Getting pregnant without the help of a fertility specialist when you're older takes longer for many women. Your eggs may be lower in quality than they were when you were younger, and you may not ovulate as regularly as you once did. If it's taking you and your partner awhile to conceive, talk with your doctor about knowing when you're ovulating, so you can time your attempts better. If several months have passed without any success, talk with your doctor about your options.

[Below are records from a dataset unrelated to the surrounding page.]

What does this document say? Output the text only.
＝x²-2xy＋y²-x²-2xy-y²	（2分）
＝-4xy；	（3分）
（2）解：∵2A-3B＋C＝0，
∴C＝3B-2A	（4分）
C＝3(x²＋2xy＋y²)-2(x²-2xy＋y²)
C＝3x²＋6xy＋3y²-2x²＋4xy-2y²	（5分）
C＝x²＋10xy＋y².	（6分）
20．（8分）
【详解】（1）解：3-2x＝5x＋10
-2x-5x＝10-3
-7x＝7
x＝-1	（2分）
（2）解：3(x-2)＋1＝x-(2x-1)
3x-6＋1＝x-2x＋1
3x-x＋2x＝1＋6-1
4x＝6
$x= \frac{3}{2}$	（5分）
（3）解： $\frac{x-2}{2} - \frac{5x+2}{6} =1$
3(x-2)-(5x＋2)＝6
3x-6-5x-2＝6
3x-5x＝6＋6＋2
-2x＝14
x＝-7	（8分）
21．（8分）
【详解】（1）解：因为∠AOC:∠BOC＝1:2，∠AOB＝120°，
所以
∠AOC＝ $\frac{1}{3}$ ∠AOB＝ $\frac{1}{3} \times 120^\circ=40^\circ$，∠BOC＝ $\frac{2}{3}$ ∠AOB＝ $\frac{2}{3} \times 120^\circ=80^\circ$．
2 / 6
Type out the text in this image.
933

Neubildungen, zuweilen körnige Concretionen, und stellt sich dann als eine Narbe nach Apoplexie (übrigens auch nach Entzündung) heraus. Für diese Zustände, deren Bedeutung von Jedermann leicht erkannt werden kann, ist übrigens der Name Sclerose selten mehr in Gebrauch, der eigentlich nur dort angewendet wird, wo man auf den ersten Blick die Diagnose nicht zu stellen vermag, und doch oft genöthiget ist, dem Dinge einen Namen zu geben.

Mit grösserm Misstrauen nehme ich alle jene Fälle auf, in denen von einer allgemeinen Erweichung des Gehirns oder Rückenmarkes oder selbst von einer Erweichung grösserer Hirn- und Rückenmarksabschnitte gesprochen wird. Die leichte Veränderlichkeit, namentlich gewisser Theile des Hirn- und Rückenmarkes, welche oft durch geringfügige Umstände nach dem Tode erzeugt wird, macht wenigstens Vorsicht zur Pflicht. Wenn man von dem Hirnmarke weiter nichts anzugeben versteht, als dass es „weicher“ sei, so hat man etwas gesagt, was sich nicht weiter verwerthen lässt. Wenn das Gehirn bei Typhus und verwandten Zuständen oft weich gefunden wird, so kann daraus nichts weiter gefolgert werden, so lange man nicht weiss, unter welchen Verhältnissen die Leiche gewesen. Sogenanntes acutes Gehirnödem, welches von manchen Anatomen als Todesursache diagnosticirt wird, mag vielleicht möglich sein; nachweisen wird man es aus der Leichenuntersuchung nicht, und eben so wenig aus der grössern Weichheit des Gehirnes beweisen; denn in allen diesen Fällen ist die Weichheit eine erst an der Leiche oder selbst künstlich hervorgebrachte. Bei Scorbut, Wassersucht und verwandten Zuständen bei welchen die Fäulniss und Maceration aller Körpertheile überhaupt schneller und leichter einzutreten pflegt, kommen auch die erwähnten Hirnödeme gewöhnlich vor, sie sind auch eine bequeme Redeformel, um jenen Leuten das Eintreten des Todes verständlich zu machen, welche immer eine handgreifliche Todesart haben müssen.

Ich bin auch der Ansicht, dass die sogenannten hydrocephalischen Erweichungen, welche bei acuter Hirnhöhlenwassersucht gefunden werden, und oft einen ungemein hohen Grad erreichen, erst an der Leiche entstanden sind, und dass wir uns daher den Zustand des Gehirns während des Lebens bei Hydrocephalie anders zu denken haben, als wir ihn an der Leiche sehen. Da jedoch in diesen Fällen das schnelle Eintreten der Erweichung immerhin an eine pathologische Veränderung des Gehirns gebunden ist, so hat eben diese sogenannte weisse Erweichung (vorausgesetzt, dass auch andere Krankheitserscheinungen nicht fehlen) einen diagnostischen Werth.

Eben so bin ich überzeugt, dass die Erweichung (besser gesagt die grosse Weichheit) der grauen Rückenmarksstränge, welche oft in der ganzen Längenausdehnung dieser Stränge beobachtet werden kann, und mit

About half of women 40 and older have fertility problems.

Fertility Assistance

Many women after age 40 need the help of a fertility specialist to become pregnant. One common method is known as ovulation induction, and it involves the use of medications to increase the number of healthy, mature eggs produced by the ovaries, which in turn increases your chances of conception. You also may benefit from in-vitro fertilization, which involves the extraction of eggs from the mother and uniting them with sperm in a laboratory. The fertilized eggs are then implanted back in the mother's uterus.

Career Concerns

If you're older than 40, chances are you're established in a career. So being pregnant and taking some time off when you have a baby can cause a great deal of concern among many women. Familiarize yourself with your employer's maternity policy and keep an open line of communication with your employer about your due date, time you want to take off after the delivery and any other concerns you might have about doctor appointments or other matters during your pregnancy.

Health Risks

Your risk of a miscarriage increases with age. After age 40, your risk of a miscarriage is more than 35 percent. The big worry for many older mothers is the risk of birth defects and conditions such as Down syndrome. While the chances of problem pregnancies do go up as you get older, remember that many women in their late 30s and 40s who take care of their health and follow healthy guidelines while pregnant can have healthy babies.

Healthy Pregnancy Tips

Follow your doctor's advice about taking prenatal vitamins, avoiding alcohol, controlling diabetes and blood pressure and avoiding smoking and second-hand smoke. Eat healthy foods, but avoid such things as fish that can be high in mercury, as well as undercooked meat, which can be a source of toxoplasmosis, an infection associated with birth defects.